1) Terrapin; 2) Gigolo Aunt; 3) Baby Lemonade; 4)
Effervescing Elephant; 5) Two Of A Kind; 6) Baby Lemonade; 7) Dominoes; 8) Love
Song.
General verdict: The real symbol and star of this «live album»
is its brevity — one song for each year of the artistʼs musical career.
This album was actually first released way
back in 1987 on John Peelʼs Strange Fruit label, as part of a large series of
radio recordings salvaged from Peelʼs archives — under the title The Peel Session, since, true enough, it
contained all the five songs that Syd performed in person on the Top Gear show on February 24, 1970,
amounting to a whoppinʼ 13 minutes worth of music. In 2004, the album was
re-released as The Radio One Sessions
after somebody scooped up three more performances from Bob Harrisʼ Sounds Of The Seventies, broadcast on February
16, 1971; terrible audience bootleg-level sound quality, but hey, when youʼre
pining for live solo Syd Barrett, you just donʼt get to be picky, and at least
you have the legitimate right to call the expanded, almost 20-minute long (!) album
The Radio Sessions, with a plural -s, instead of The Radio Session, which is just so humiliating and depressing.
You cannot and should not expect any particular
greatness or huge surprises from these sessions, for which (the first one at
least) Syd found himself propped and backed by Gilmour on bass and keyboards, and
Jerry Shirley on percussion.
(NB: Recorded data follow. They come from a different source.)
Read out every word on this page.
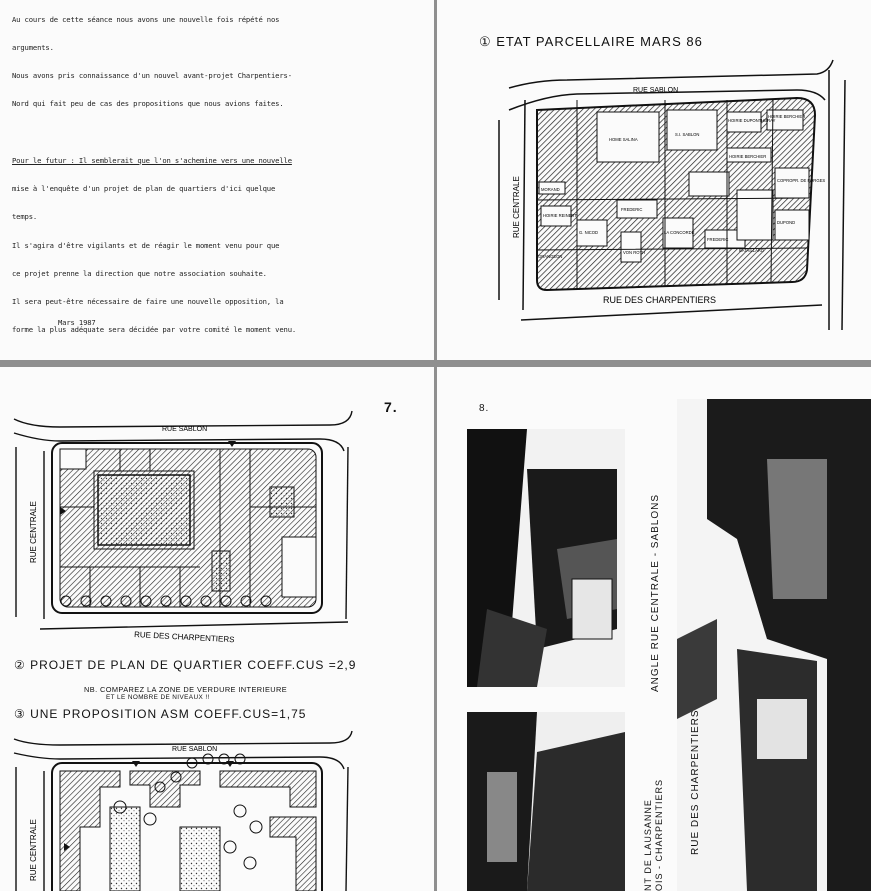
Au cours de cette séance nous avons une nouvelle fois répété nos

arguments.

Nous avons pris connaissance d'un nouvel avant-projet Charpentiers-

Nord qui fait peu de cas des propositions que nous avions faites.

Pour le futur : Il semblerait que l'on s'achemine vers une nouvelle

mise à l'enquête d'un projet de plan de quartiers d'ici quelque

temps.

Il s'agira d'être vigilants et de réagir le moment venu pour que

ce projet prenne la direction que notre association souhaite.

Il sera peut-être nécessaire de faire une nouvelle opposition, la

forme la plus adéquate sera décidée par votre comité le moment venu.

Mars 1987
① ETAT PARCELLAIRE MARS 86
RUE SABLON
RUE CENTRALE
RUE DES CHARPENTIERS
HOME SALINA
S.I. SABLON
HOIRIE DUPONTHERAY
HOIRIE BERCHIER
HOIRIE BERCHIER
COPROPR. DE FORGES
MORAND
HOIRIE REINERT
G. NICOD
FREDERIC
FREDERIC
VON ROTH
LA CONCORDE
BATAILLARD
DUPOND
GRANGEON
7.
RUE SABLON
RUE CENTRALE
RUE DES CHARPENTIERS
RUE SABLON
RUE CENTRALE
② PROJET DE PLAN DE QUARTIER COEFF.CUS =2,9
NB. COMPAREZ LA ZONE DE VERDURE INTERIEURE
ET LE NOMBRE DE NIVEAUX !!
③ UNE PROPOSITION ASM COEFF.CUS=1,75
8.
ANGLE RUE CENTRALE - SABLONS
RUE DES CHARPENTIERS
NT DE LAUSANNE OIS - CHARPENTIERS
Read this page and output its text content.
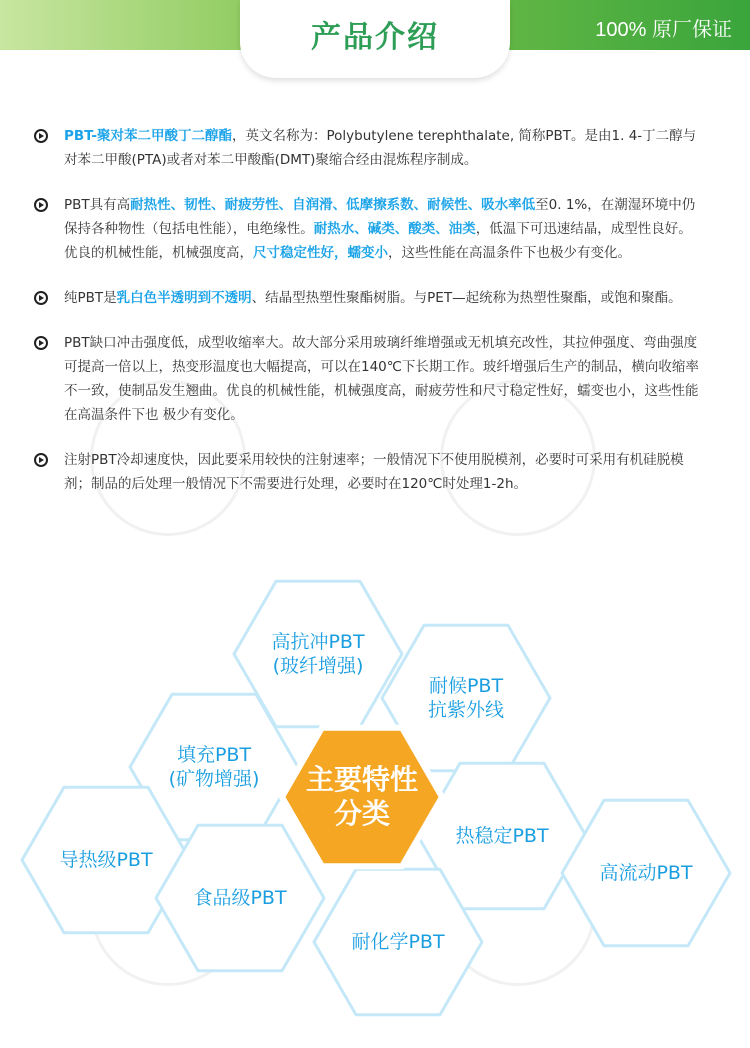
产品介绍	100% 原厂保证
PBT-聚对苯二甲酸丁二醇酯，英文名称为：Polybutylene terephthalate, 简称PBT。是由1. 4-丁二醇与对苯二甲酸(PTA)或者对苯二甲酸酯(DMT)聚缩合经由混炼程序制成。
PBT具有高耐热性、韧性、耐疲劳性、自润滑、低摩擦系数、耐候性、吸水率低至0. 1%，在潮湿环境中仍保持各种物性（包括电性能），电绝缘性。耐热水、碱类、酸类、油类，低温下可迅速结晶，成型性良好。优良的机械性能，机械强度高，尺寸稳定性好，蠕变小，这些性能在高温条件下也极少有变化。
纯PBT是乳白色半透明到不透明、结晶型热塑性聚酯树脂。与PET—起统称为热塑性聚酯，或饱和聚酯。
PBT缺口冲击强度低，成型收缩率大。故大部分采用玻璃纤维增强或无机填充改性，其拉伸强度、弯曲强度可提高一倍以上，热变形温度也大幅提高，可以在140℃下长期工作。玻纤增强后生产的制品，横向收缩率不一致，使制品发生翘曲。优良的机械性能，机械强度高，耐疲劳性和尺寸稳定性好，蠕变也小，这些性能在高温条件下也 极少有变化。
注射PBT冷却速度快，因此要采用较快的注射速率；一般情况下不使用脱模剂，必要时可采用有机硅脱模剂；制品的后处理一般情况下不需要进行处理，必要时在120℃时处理1-2h。
高抗冲PBT
(玻纤增强)
耐候PBT
抗紫外线
填充PBT
(矿物增强)
热稳定PBT
导热级PBT
食品级PBT
高流动PBT
耐化学PBT
主要特性分类
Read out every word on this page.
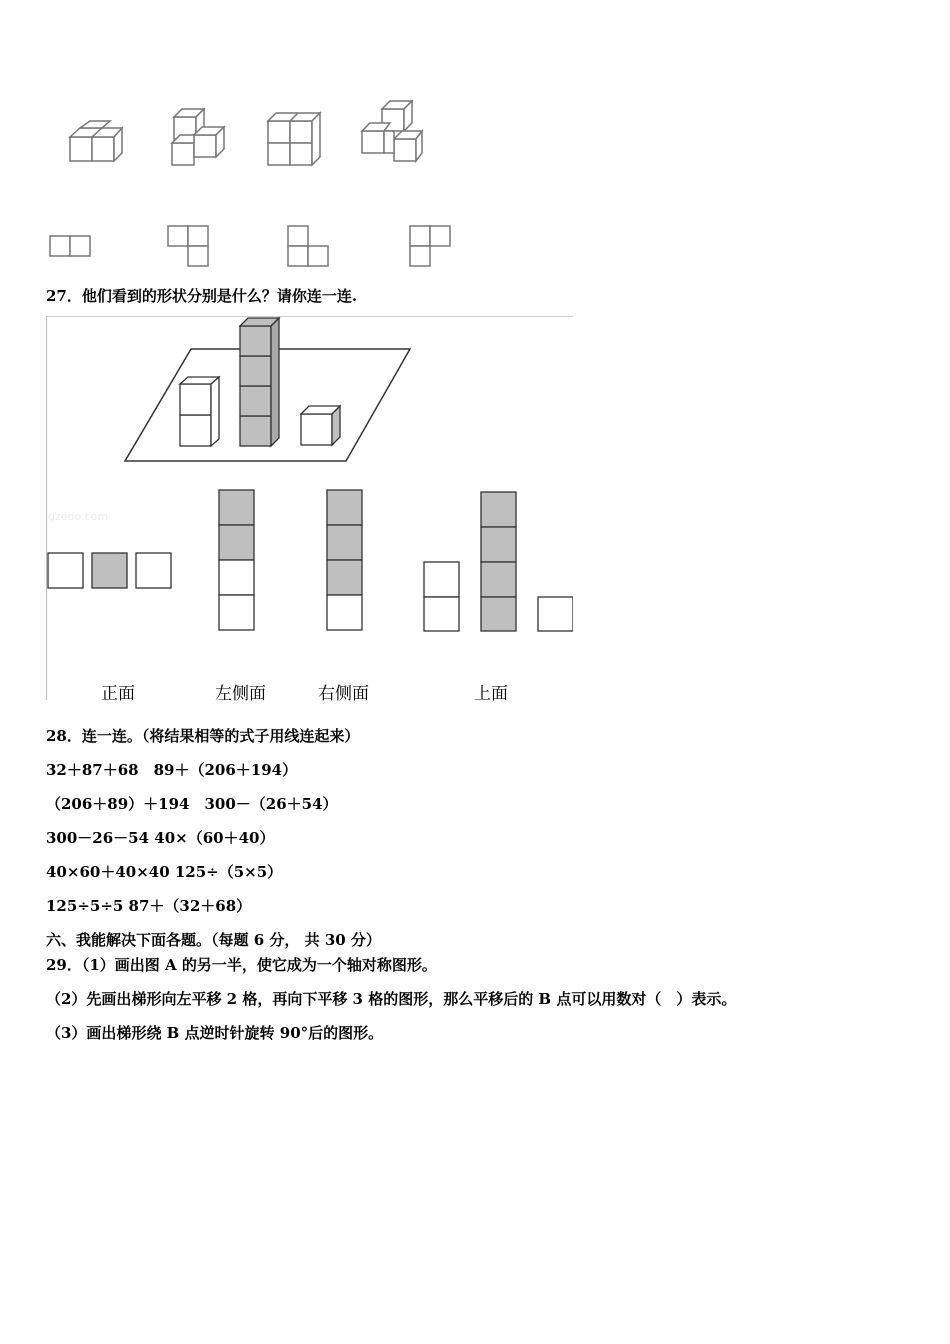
27．他们看到的形状分别是什么？请你连一连.
gzedo.com
正面	左侧面	右侧面	上面
28．连一连。（将结果相等的式子用线连起来）
32＋87＋68　89＋（206＋194）
（206＋89）＋194　300－（26＋54）
300－26－54 40×（60＋40）
40×60＋40×40 125÷（5×5）
125÷5÷5 87＋（32＋68）
六、我能解决下面各题。（每题 6 分， 共 30 分）
29．（1）画出图 A 的另一半，使它成为一个轴对称图形。
（2）先画出梯形向左平移 2 格，再向下平移 3 格的图形，那么平移后的 B 点可以用数对（　）表示。
（3）画出梯形绕 B 点逆时针旋转 90°后的图形。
All the songs are significantly truncated, usually
about one third to one half shorter than the studio versions, as if Syd had
trouble performing them in full; he probably had, but he is in pretty decent
form anyway — the singing and acoustic rhythm playing are in perfect order
throughout, and if you didnʼt know the details, youʼd very likely just assume
this was supposed to be a nice and relaxed «unplugged» interpretation of the
more heavily and densely arranged studio originals.
The only new song is ʽTwo Of A Kindʼ, a very
cute and «normal» bouncy Brit-pop number that might as well be mistaken for a Small
Faces song — ironically, its authorship remains disputed between Barrett and Rick
Wright, and since both are dead now, we shall never know the truth anyway, so I
will just assume it was really written by Steve Marriott and Ronnie Lane
instead. Had the song been included on The
Madcap Laughs, as Syd allegedly intended, it would have been the most instantly
accessible song there... perhaps this is why it was not, after all. But it is
always a pleasure to hear Syd sing sweet innocent Brit-pop in that gorgeous
voice of his.
As for the three songs from 1971, it is hard
to evaluate the quality of the performance just because the sound is so abysmal
— hard to tell if the guitar is really
so much out of key or if it is merely the effect of chewn tape. Its real
historical value is that this is the last ever performance by Syd Barrett, the
solo artist (he did have a couple quickly botched attempts to start up a new
band in the next couple of years), so you can take the awful quality symbolically,
as a metaphor for artistic evaporation, and leave it at that.
On the whole, as far as desperately salvaged
scraps are concerned, Iʼm sure we have all heard much worse than this — and,
after all, Syd Barrett is perfectly legit as somebody who deserves a cult
following, and any cult following deserves to have desperately salvaged scraps,
so I am definitely more glad that this little piece is on the market than, say,
the umpteenth edition of Dylanʼs Bootleg
Series or another from-the-vault Prince or Frank Zappa release. And any
excuse to take a second to look back upon the short-lived genius of this man,
another member of the «27 club» in all but number, is welcome, as long as it
actually involves listening to his music rather than digging into the dark
druggy details of the last years of his musical career.